This topic guide describes Django’s support for interacting with multiple databases. Most of the rest of Django’s documentation assumes you are interacting with a single database. If you want to interact with multiple databases, you’ll need to take some additional steps.
The first step to using more than one database with Django is to tell Django about the database servers you’ll be using. This is done using the DATABASES setting. This setting maps database aliases, which are a way to refer to a specific database throughout Django, to a dictionary of settings for that specific connection. The settings in the inner dictionaries are described fully in the DATABASES documentation.

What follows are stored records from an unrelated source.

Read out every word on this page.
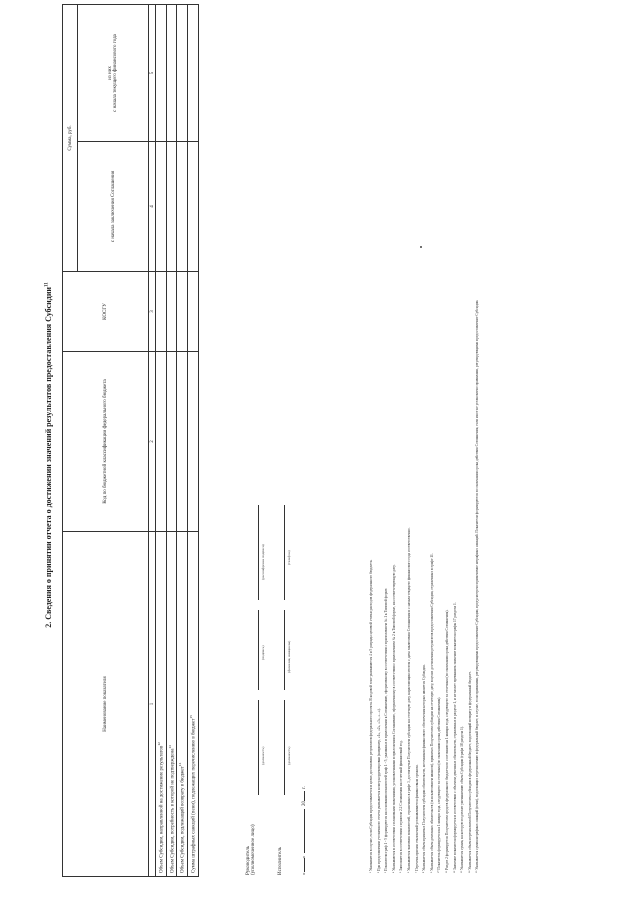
2. Сведения о принятии отчета о достижении значений результатов предоставления Субсидии$^{11}$
Наименование показателя	Код по бюджетной классификации федерального бюджета	КОСГУ	Сумма, руб.	
			с начала заключения Соглашения	из них с начала текущего финансового года

1	2	3	4	5
Объем Субсидии, направленной на достижение результатов$^{12}$				
Объем Субсидии, потребность в которой не подтверждена$^{13}$				
Объем Субсидии, подлежащий возврату в бюджет$^{14}$				
Сумма штрафных санкций (пени), подлежащих перечислению в бюджет$^{15}$				
Руководитель (уполномоченное лицо)
(должность)
(подпись)
(расшифровка подписи)
Исполнитель
(должность)
(фамилия, инициалы)
(телефон)
«»20г.	¹ Указывается в случае, если Субсидия предоставляется в целях достижения результатов федерального проекта. В кодовой зоне указываются 4 и 5 разряды целевой статьи расходов федерального бюджета. ² При представлении уточненного отчета указывается номер корректировки (например, «1», «2», «3», «...»). ³ Показатели граф 1 - 5 формируются на основании показателей граф 1 - 5, указанных в приложении к Соглашению, оформленному в соответствии с приложением № 1 к Типовой форме. ⁴ Указываются в соответствии с плановыми значениями, установленными в приложении к Соглашению, оформленному в соответствии с приложением № 2 к Типовой форме, на соответствующую дату. ⁵ Заполняется в соответствии с пунктом 2.2 Соглашения на отчетный финансовый год. ⁶ Указываются значения показателей, отраженных в графе 3, достигнутые Получателем субсидии на отчетную дату, нарастающим итогом с даты заключения Соглашения и с начала текущего финансового года соответственно. ⁷ Перечень причин отклонений устанавливается финансовым органом. ⁸ Указывается объем принятых Получателем субсидии обязательств, источником финансового обеспечения которых является Субсидия. ⁹ Указывается объем денежных обязательств (за исключением авансов), принятых Получателем субсидии на отчетную дату, в целях достижения результатов предоставления Субсидии, отраженных в графе 11. ¹⁰ Показатель формируется на 1 января года, следующего за отчетным (по окончании срока действия Соглашения). ¹¹ Раздел 2 формируется Получателем средств федерального бюджета по состоянию на 1 января года, следующего за отчетным (по окончании срока действия Соглашения). ¹² Значение показателя формируется в соответствии с объемом денежных обязательств, отраженных в разделе 1, и не может превышать значение показателя графы 17 раздела 1. ¹³ Указывается сумма, на которую подлежит уменьшению объем Субсидии (графа 18 раздела 1). ¹⁴ Указывается объем перечисляемой Получателем субсидии в федеральный бюджет, подлежащий возврату в федеральный бюджет. ¹⁵ Указывается сумма штрафных санкций (пени), подлежащих перечислению в федеральный бюджет, в случае, если правилами, регулирующими предоставление Субсидии, предусмотрено применение штрафных санкций. Показатели формируются по окончании срока действия Соглашения, если иное не установлено правилами, регулирующими предоставление Субсидии.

Databases can have any alias you choose. However, the alias default has special significance. Django uses the database with the alias of default when no other database has been selected. If you don’t have a default database, you need to be careful to always specify the database that you want to use.
The following is an example settings.py snippet defining two databases – a default PostgreSQL database and a MySQL database called users:
DATABASES = {
'default': {
'NAME': 'app_data',
'ENGINE': 'django.db.backends.postgresql_psycopg2',
'USER': 'postgres_user',
'PASSWORD': 's3krit'
},
'users': {
'NAME': 'user_data',
'ENGINE': 'django.db.backends.mysql',
'USER': 'mysql_user',
'PASSWORD': 'priv4te'
}
}
If you attempt to access a database that you haven't defined in your DATABASES setting, Django will raise a django.db.utils.ConnectionDoesNotExist exception.
The syncdb management command operates on one database at a time. By default, it operates on the default database, but by providing a --database argument, you can tell syncdb to synchronize a different database. So, to synchronize all models onto all databases in our example, you would need to call:
$ ./manage.py syncdb
$ ./manage.py syncdb --database=users
If you don't want every application to be synchronized onto a particular database, you can define a database router that implements a policy constraining the availability of particular models.
Alternatively, if you want fine-grained control of synchronization, you can pipe all or part of the output of sqlall for a particular application directly into your database prompt, like this:
$ ./manage.py sqlall sales | ./manage.py dbshell
The other django-admin.py commands that interact with the database operate in the same way as syncdb -- they only ever operate on one database at a time, using --database to control the database used.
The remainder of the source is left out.